Par Value vs Face Value

Face value and par value are investment terms that are related to bonds and stocks; initial offerings are made available at par value of the face value to make them look attractive after listing, and the stocks mostly open at a rate higher than the face value bringing profits for the investor. Par value and Face value are two concepts that confuse many, and there is no dearth of people thinking of them to be synonyms, which is not correct. This article will take a closer look and explain these concepts and what to make out of these words in a given context.

Bonds and shares issued in the market are having a face value. When they are introduced, shares have a face value or par value that is the same as that shown on the face of the share. New Fund Offer is made to public at a value that is at par or a value that is slightly more than its face value depending upon the past performance of the company and its track record. Many a times par value is a value that is determined in an arbitrary fashion. In UK, and in many other countries, par value is considered important, and a stock or bond cannot be introduced at less than its face value. When face value and par value are equal, it is said that the stock of this face value is available at par. At times, this par value is suddenly increased by the company introducing the shares, anticipating the stock to get a great opening when it is listed in the market.

Bonds usually have a maturity value of $1000. If you get it at a discount it is said that the bond is available at less than face value. If the interest rates of the bond in the secondary market are higher than that printed on the bond, then the bond is sold at par, meaning at less than its face value.

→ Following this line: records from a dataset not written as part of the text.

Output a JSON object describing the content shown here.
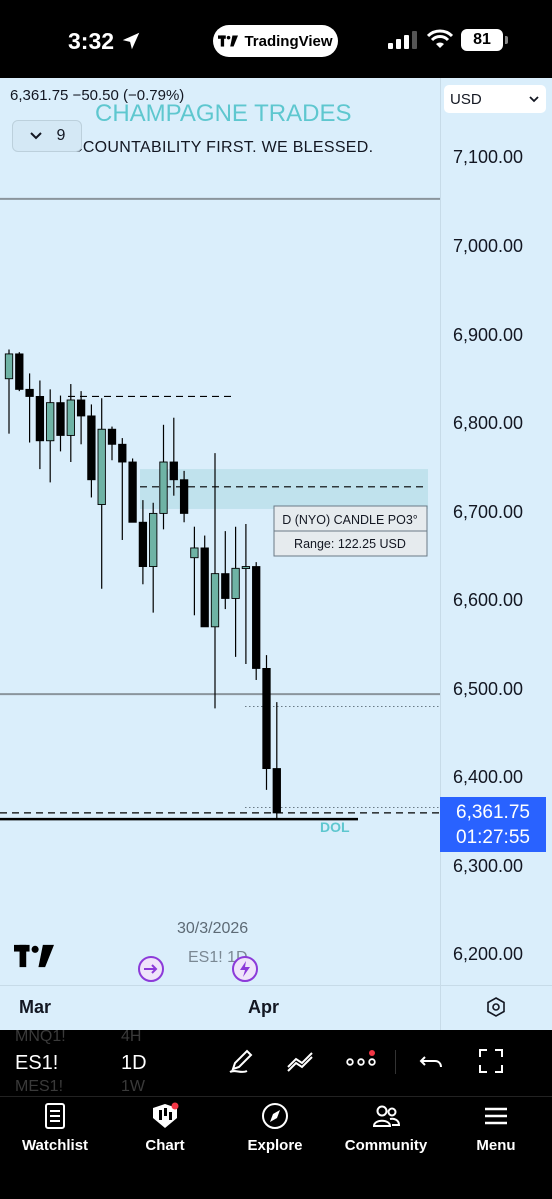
{
  "status_bar": {
    "time": "3:32",
    "app_pill": "TradingView",
    "battery": "81"
  },
  "chart": {
    "ohlc_summary": "6,361.75  −50.50 (−0.79%)",
    "watermark_title": "CHAMPAGNE TRADES",
    "watermark_subtitle": "ACCOUNTABILITY FIRST. WE BLESSED.",
    "indicator_count": "9",
    "currency": "USD",
    "price_labels": [
      "7,100.00",
      "7,000.00",
      "6,900.00",
      "6,800.00",
      "6,700.00",
      "6,600.00",
      "6,500.00",
      "6,400.00",
      "6,300.00",
      "6,200.00"
    ],
    "last_price": "6,361.75",
    "countdown": "01:27:55",
    "annotation_title": "D (NYO) CANDLE PO3°",
    "annotation_range": "Range: 122.25 USD",
    "dol_label": "DOL",
    "date_tooltip": "30/3/2026",
    "symbol_faint": "ES1! 1D",
    "month_labels": [
      "Mar",
      "Apr"
    ],
    "colors": {
      "background": "#daeefb",
      "bull": "#6fb3a5",
      "bear": "#000000",
      "watermark": "#5ec7cf",
      "last_price": "#2962ff",
      "accent_purple": "#8c3ad9"
    }
  },
  "chart_data": {
    "type": "candlestick",
    "title": "",
    "xlabel": "",
    "ylabel": "",
    "ylim": [
      6170,
      7175
    ],
    "x": [
      "Mar",
      "Apr"
    ],
    "candles": [
      {
        "o": 6852,
        "h": 6885,
        "l": 6790,
        "c": 6880
      },
      {
        "o": 6880,
        "h": 6882,
        "l": 6838,
        "c": 6840
      },
      {
        "o": 6840,
        "h": 6858,
        "l": 6780,
        "c": 6832
      },
      {
        "o": 6832,
        "h": 6850,
        "l": 6750,
        "c": 6782
      },
      {
        "o": 6782,
        "h": 6840,
        "l": 6735,
        "c": 6825
      },
      {
        "o": 6825,
        "h": 6833,
        "l": 6770,
        "c": 6788
      },
      {
        "o": 6788,
        "h": 6846,
        "l": 6758,
        "c": 6828
      },
      {
        "o": 6828,
        "h": 6838,
        "l": 6778,
        "c": 6810
      },
      {
        "o": 6810,
        "h": 6823,
        "l": 6718,
        "c": 6738
      },
      {
        "o": 6710,
        "h": 6830,
        "l": 6615,
        "c": 6795
      },
      {
        "o": 6795,
        "h": 6798,
        "l": 6760,
        "c": 6778
      },
      {
        "o": 6778,
        "h": 6785,
        "l": 6670,
        "c": 6758
      },
      {
        "o": 6758,
        "h": 6762,
        "l": 6690,
        "c": 6690
      },
      {
        "o": 6690,
        "h": 6715,
        "l": 6620,
        "c": 6640
      },
      {
        "o": 6640,
        "h": 6712,
        "l": 6588,
        "c": 6700
      },
      {
        "o": 6700,
        "h": 6800,
        "l": 6682,
        "c": 6758
      },
      {
        "o": 6758,
        "h": 6808,
        "l": 6720,
        "c": 6738
      },
      {
        "o": 6738,
        "h": 6748,
        "l": 6690,
        "c": 6700
      },
      {
        "o": 6650,
        "h": 6685,
        "l": 6585,
        "c": 6661
      },
      {
        "o": 6661,
        "h": 6675,
        "l": 6575,
        "c": 6572
      },
      {
        "o": 6572,
        "h": 6768,
        "l": 6480,
        "c": 6632
      },
      {
        "o": 6632,
        "h": 6680,
        "l": 6592,
        "c": 6604
      },
      {
        "o": 6604,
        "h": 6685,
        "l": 6538,
        "c": 6638
      },
      {
        "o": 6638,
        "h": 6688,
        "l": 6530,
        "c": 6640
      },
      {
        "o": 6640,
        "h": 6645,
        "l": 6512,
        "c": 6525
      },
      {
        "o": 6525,
        "h": 6540,
        "l": 6388,
        "c": 6412
      },
      {
        "o": 6412,
        "h": 6487,
        "l": 6356,
        "c": 6362
      }
    ],
    "horizontal_lines": [
      {
        "price": 7055,
        "style": "solid"
      },
      {
        "price": 6496,
        "style": "solid"
      },
      {
        "price": 6355,
        "style": "solid"
      },
      {
        "price": 6832,
        "style": "dashed"
      },
      {
        "price": 6730,
        "style": "dashed"
      },
      {
        "price": 6362,
        "style": "dashed"
      },
      {
        "price": 6482,
        "style": "dotted"
      },
      {
        "price": 6368,
        "style": "dotted"
      }
    ],
    "zones": [
      {
        "top": 6750,
        "bottom": 6705
      }
    ],
    "grid": false,
    "legend": "none"
  },
  "toolbar": {
    "symbol": "ES1!",
    "interval": "1D",
    "faint_symbols": [
      "MNQ1!",
      "MES1!"
    ],
    "faint_intervals": [
      "4H",
      "1W"
    ]
  },
  "bottom_nav": {
    "items": [
      "Watchlist",
      "Chart",
      "Explore",
      "Community",
      "Menu"
    ]
  },
  "icons": [
    "location-arrow-icon",
    "tradingview-logo-icon",
    "signal-icon",
    "wifi-icon",
    "chevron-down-icon",
    "settings-icon",
    "pen-icon",
    "line-tool-icon",
    "more-icon",
    "undo-icon",
    "fullscreen-icon",
    "watchlist-icon",
    "chart-icon",
    "compass-icon",
    "community-icon",
    "menu-icon"
  ]
}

On the other hand, if the interest rates offered in the secondary market on the same bond are lower than that printed on the bond, the bond is sold at a premium, which is above its par value.

What is the difference between Par Value and Face Value?

• Par value of a bond is, in reality, equal to its face value.

• In case of new shares being offered, pricing is done in such a manner that shares are offered at par (equal to face value printed on the share). This is attractive for potential customers as invariably shares open at a higher price than face value when they get a listing at the share market.